Growth Mode Selection of Radially Growing Turing Patterns

TL;DR

This study investigates how Turing patterns form in two-dimensional systems undergoing radial growth, revealing how different growth speeds influence pattern orientation and morphology.

Contribution

It introduces a comprehensive simulation framework for analyzing Turing pattern growth modes under various radial growth conditions using COMSOL.

Findings

Fast growth causes patterns parallel to the boundary

Intermediate growth results in perpendicular pattern formation

Slow growth leads to interior pattern development

Abstract

We study Turing pattern formation in a system undergoing radial growth in two dimensions.
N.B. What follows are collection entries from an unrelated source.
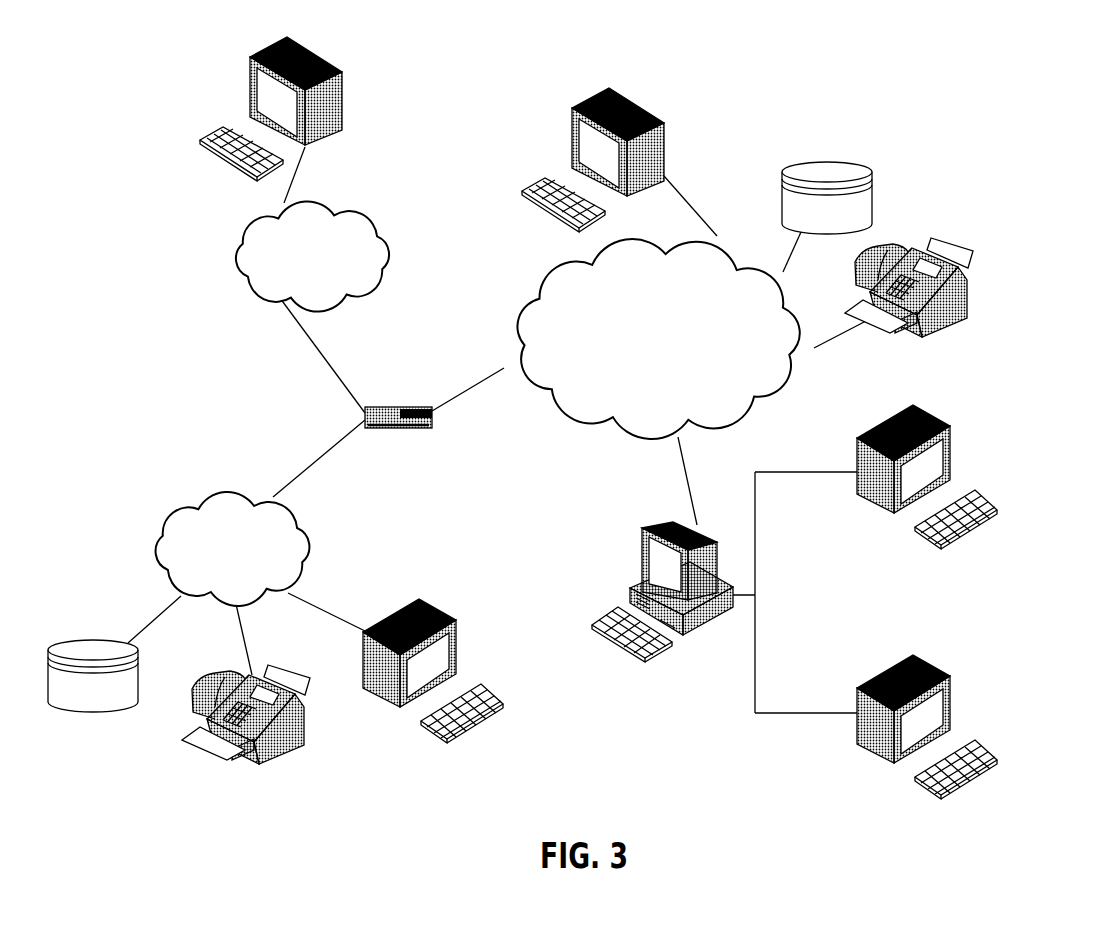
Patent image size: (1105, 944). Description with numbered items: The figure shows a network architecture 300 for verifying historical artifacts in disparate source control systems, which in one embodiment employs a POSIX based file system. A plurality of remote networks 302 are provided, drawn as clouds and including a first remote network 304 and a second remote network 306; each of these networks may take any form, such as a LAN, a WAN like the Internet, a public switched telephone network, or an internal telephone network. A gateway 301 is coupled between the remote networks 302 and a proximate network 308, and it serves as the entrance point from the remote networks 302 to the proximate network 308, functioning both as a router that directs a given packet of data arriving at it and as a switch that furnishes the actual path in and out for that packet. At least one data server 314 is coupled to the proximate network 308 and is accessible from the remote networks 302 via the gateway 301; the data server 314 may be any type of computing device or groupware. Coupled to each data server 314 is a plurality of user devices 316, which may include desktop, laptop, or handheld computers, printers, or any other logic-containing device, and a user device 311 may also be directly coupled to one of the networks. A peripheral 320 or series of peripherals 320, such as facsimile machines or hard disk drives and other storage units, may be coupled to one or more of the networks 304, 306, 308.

The network architecture 300 is at (993, 80).
The gateway 301 is at (398, 407).
The remote networks 302 is at (212, 338).
The first remote network 304 is at (152, 523).
The second remote network 306 is at (398, 263).
The proximate network 308 is at (780, 397).
The user device 311 is at (668, 150).
The data server 314 is at (642, 550).
The user devices 316 is at (345, 100).
The peripheral 320 is at (828, 162).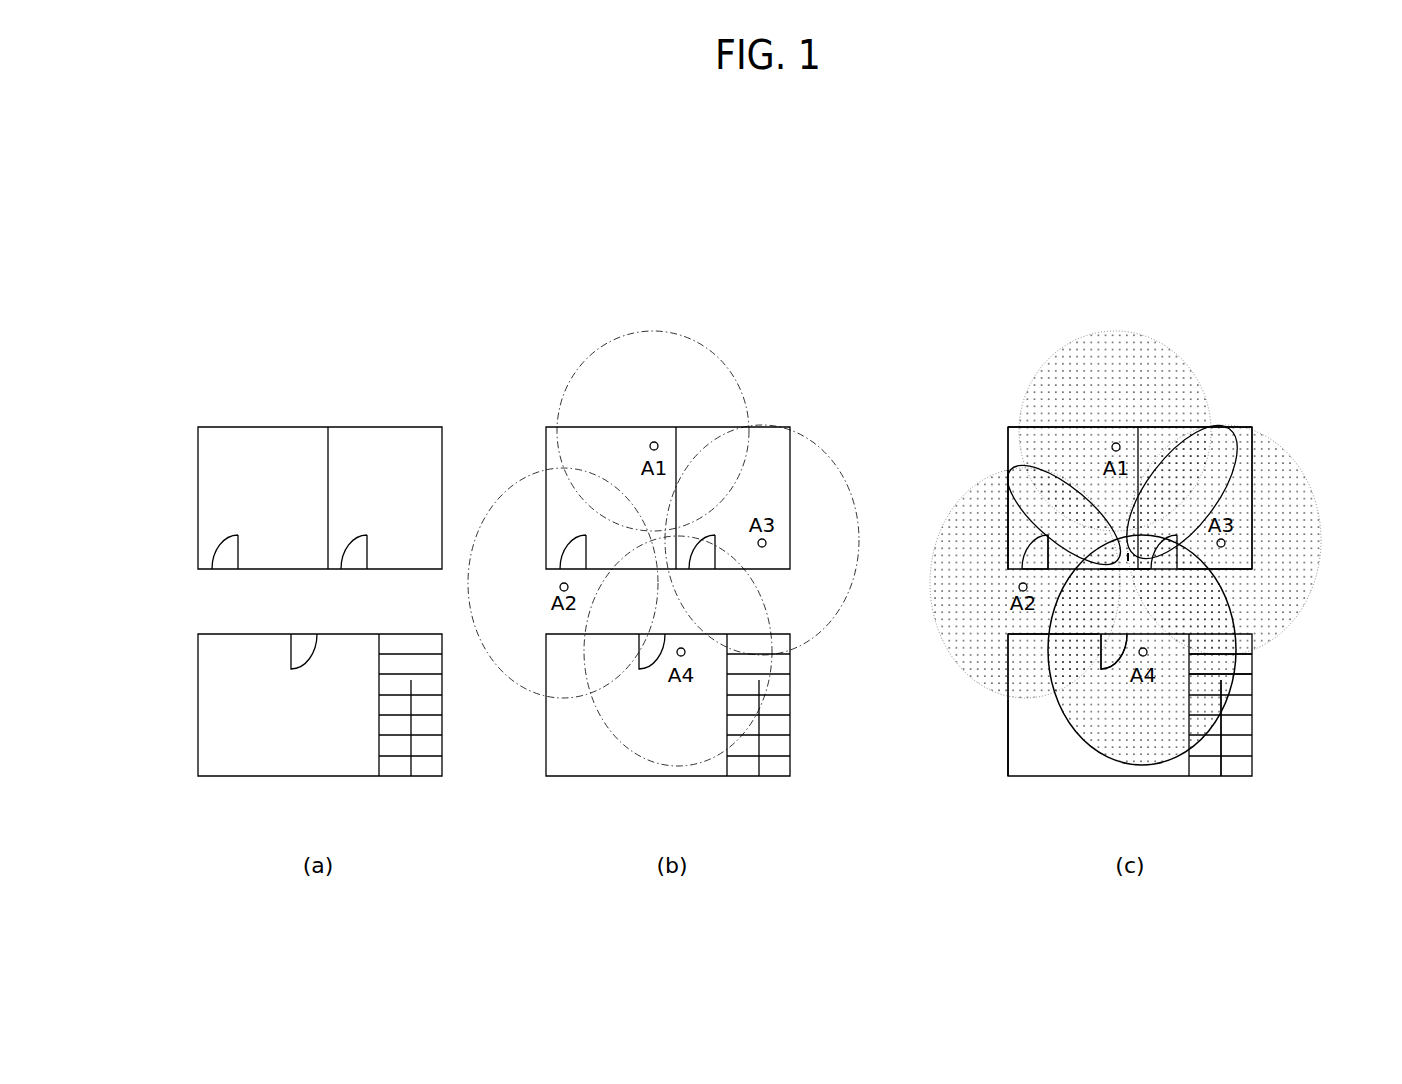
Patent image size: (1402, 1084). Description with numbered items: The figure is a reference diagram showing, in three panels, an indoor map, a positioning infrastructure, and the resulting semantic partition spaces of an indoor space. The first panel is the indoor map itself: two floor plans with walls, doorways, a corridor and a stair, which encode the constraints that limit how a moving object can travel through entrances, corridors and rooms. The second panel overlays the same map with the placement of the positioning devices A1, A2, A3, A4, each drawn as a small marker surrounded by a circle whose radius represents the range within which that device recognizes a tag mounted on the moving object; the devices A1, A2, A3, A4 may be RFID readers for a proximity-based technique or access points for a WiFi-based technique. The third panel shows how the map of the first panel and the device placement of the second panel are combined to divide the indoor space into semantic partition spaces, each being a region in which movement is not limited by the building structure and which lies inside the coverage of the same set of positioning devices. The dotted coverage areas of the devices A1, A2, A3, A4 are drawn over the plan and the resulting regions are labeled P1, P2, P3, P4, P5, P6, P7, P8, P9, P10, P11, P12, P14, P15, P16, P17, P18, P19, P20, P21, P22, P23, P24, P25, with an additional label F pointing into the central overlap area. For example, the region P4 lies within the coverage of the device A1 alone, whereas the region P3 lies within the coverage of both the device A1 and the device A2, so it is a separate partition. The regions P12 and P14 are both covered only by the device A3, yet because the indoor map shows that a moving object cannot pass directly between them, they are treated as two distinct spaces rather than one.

The semantic partition space region P1 is at (1012, 440).
The semantic partition space region P2 is at (1018, 508).
The semantic partition space region P3 is at (1058, 500).
The semantic partition space region P4 is at (1084, 440).
The semantic partition space region P5 is at (1129, 560).
The semantic partition space region P6 is at (1129, 560).
The semantic partition space region P7 is at (1129, 560).
The semantic partition space region P8 is at (1125, 578).
The semantic partition space region P9 is at (1135, 585).
The semantic partition space region P10 is at (1157, 438).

The Lengyel-Epstein two variable model is implemented in COMSOL Multiphysics and solved on domains growing at different speeds while sweeping other parameters to examine a wide range of Turing pattern morphologies. By altering the configuration of the finite element mesh, we examine patterning in several simulation growth modes. The observed pattern morphologies match previously observed trends for Turing pattern growth modes. Fast growth leads to pattern formation parallel to the growing boundary, intermediate growth leads to pattern formation perpendicular to the growing boundary, and slow growth leads to pattern growth from the interior. Exponential growth leads to the expected fast-growth mode of pattern formation parallel to the moving boundary. Simulations to replicate interior growth using logistic illumination do not show simple pattern trends due to the effects of partial pattern suppression from the illumination.